After our chat, Ron gave me my own chiropractic adjustment, right on a portable adjustment table in a corner of the barn aisle. And man, does this guy know his stuff! A few cracks here, a pop there, and I felt like a million bucks. Although he didn’t use the same mallet and hammer that he uses to work on the horses, the “Genie Deep Massager”, which was a small, vibrating tool felt like the best massage in the world. “I use it on horses and people to bring the blood back to the area and really set the adjustment,” he explained.

A special thanks to Ron for the back alignment and for taking the time to chat with me before his Freestyle.
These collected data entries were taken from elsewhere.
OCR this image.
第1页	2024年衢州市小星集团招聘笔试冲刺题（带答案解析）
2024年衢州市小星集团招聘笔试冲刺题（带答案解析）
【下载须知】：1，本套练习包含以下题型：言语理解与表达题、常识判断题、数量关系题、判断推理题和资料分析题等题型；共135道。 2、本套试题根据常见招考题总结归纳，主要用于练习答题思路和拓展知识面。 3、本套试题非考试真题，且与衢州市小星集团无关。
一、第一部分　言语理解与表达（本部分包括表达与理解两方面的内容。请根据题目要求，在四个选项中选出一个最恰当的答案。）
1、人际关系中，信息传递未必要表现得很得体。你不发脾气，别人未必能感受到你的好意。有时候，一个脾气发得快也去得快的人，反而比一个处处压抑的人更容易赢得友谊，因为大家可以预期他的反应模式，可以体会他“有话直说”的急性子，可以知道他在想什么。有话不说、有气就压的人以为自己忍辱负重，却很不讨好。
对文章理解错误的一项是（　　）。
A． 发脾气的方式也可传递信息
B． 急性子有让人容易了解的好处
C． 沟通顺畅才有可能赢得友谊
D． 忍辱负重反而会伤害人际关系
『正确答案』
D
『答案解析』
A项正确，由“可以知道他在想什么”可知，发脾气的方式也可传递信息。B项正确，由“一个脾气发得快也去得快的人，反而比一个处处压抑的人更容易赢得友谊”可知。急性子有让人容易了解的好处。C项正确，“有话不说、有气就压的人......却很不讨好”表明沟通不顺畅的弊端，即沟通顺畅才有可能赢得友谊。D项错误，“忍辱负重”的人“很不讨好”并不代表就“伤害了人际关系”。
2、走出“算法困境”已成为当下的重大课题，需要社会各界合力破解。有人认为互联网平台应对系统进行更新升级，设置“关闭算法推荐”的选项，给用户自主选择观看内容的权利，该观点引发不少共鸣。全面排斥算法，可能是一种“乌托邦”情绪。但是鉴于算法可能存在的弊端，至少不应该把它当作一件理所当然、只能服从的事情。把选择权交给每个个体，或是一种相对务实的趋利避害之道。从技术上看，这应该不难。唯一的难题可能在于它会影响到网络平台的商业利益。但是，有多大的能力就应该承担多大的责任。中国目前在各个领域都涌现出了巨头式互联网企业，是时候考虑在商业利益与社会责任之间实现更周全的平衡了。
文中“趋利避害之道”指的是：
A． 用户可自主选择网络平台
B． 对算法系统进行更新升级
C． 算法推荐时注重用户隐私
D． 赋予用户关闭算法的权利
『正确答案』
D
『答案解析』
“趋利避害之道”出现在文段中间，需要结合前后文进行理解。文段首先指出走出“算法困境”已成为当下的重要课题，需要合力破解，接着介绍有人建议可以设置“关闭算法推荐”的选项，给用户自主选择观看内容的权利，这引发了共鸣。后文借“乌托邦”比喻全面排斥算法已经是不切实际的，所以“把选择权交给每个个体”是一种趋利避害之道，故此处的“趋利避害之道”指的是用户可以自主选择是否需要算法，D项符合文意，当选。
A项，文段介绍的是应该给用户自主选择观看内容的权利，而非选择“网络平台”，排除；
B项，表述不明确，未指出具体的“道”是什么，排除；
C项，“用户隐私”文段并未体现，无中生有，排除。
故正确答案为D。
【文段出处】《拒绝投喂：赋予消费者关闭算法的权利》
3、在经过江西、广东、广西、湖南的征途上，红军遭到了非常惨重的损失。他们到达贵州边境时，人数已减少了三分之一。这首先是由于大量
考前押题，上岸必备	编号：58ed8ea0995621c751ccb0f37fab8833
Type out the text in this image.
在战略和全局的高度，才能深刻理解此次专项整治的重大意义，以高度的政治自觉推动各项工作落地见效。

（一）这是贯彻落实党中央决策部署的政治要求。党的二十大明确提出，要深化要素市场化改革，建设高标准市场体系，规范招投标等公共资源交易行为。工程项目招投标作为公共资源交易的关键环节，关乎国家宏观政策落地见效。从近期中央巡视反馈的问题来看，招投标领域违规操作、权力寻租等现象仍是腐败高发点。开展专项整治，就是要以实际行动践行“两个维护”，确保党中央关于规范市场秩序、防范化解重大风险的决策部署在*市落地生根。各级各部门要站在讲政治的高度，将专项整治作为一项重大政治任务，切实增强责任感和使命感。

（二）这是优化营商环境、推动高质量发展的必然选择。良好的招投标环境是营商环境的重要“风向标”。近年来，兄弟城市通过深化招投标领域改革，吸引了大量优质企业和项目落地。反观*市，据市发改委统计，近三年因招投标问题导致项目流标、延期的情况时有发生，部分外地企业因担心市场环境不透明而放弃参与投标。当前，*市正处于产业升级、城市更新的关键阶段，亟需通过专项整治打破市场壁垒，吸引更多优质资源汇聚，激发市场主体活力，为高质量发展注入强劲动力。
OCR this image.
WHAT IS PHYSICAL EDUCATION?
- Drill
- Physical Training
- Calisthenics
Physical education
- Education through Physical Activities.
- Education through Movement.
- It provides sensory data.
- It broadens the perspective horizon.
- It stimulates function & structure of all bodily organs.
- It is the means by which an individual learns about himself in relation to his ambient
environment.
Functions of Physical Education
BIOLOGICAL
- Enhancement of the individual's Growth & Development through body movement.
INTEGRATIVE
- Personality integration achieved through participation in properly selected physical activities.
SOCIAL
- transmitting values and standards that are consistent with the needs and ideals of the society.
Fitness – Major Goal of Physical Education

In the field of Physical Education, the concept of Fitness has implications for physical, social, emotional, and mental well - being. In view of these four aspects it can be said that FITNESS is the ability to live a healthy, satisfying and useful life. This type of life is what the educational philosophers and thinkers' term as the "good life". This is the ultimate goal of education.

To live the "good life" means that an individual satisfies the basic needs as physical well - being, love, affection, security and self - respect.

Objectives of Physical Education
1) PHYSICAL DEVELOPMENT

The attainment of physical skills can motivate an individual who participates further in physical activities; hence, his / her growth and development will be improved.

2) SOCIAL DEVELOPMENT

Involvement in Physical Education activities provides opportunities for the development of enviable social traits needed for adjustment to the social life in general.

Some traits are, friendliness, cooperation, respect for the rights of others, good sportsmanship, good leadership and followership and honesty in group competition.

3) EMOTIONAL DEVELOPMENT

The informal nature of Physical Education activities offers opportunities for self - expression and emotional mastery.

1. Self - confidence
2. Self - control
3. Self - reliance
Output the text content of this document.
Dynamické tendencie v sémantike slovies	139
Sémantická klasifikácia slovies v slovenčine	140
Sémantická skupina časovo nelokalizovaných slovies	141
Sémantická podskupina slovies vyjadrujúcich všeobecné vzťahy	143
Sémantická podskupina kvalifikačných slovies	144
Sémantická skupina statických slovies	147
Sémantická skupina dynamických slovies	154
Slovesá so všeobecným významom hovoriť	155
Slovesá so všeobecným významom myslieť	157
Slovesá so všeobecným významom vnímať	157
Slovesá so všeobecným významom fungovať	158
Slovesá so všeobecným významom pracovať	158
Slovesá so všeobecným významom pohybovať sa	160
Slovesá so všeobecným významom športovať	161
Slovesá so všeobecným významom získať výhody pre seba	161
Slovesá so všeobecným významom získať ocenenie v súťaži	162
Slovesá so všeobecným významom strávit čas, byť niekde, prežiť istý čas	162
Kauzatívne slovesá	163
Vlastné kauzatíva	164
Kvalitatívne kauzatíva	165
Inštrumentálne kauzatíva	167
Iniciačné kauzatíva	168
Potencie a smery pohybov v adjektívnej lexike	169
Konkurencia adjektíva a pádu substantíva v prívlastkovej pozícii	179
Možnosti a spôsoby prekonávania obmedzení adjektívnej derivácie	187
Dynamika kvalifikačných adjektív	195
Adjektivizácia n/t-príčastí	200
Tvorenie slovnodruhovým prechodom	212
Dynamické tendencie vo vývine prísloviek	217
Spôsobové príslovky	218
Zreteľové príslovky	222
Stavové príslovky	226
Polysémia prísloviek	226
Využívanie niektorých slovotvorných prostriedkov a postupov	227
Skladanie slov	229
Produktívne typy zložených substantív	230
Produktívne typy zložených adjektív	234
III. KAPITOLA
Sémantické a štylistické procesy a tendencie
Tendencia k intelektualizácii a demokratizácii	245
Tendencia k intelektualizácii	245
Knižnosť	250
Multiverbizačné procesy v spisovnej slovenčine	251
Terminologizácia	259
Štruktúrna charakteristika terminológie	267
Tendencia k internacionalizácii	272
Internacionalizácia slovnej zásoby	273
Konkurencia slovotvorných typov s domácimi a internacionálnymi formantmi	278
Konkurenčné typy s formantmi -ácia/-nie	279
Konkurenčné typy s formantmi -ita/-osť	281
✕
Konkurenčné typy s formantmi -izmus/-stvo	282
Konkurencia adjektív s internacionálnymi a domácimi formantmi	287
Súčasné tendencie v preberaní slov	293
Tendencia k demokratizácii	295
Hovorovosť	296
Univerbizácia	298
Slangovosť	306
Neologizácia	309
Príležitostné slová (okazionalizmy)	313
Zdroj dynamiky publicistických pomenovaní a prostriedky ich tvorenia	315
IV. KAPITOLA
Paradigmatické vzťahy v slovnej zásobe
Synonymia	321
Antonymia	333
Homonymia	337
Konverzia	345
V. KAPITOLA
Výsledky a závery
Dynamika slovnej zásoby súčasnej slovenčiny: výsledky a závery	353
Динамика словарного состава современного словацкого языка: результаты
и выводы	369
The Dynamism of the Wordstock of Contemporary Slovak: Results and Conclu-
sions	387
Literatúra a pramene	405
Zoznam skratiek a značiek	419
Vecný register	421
His clinic is in Wapakoneta, Ohio. To get in touch with Ron, visit his website here.


2 Responses to “Fixing Horses and Humans: Meet Chiropracter Dr. Ron Kantner”

  1. I was referred to you by my farrier. I have a horse in training in Columbus and wondered if you have any clients in that area so I could have you evaluate my mare(Warmblood). She has had a sore back. thank you karen

  2. I’ve been thinking my horse has EPM, but not sure. Has been on an antiprotozoan for 3+ weeks along with Dex and no improvement. She is 20 and has been a barrel racer and I am wondering if she has a spinal cord injury.
    I live in Portage County near Deerfield.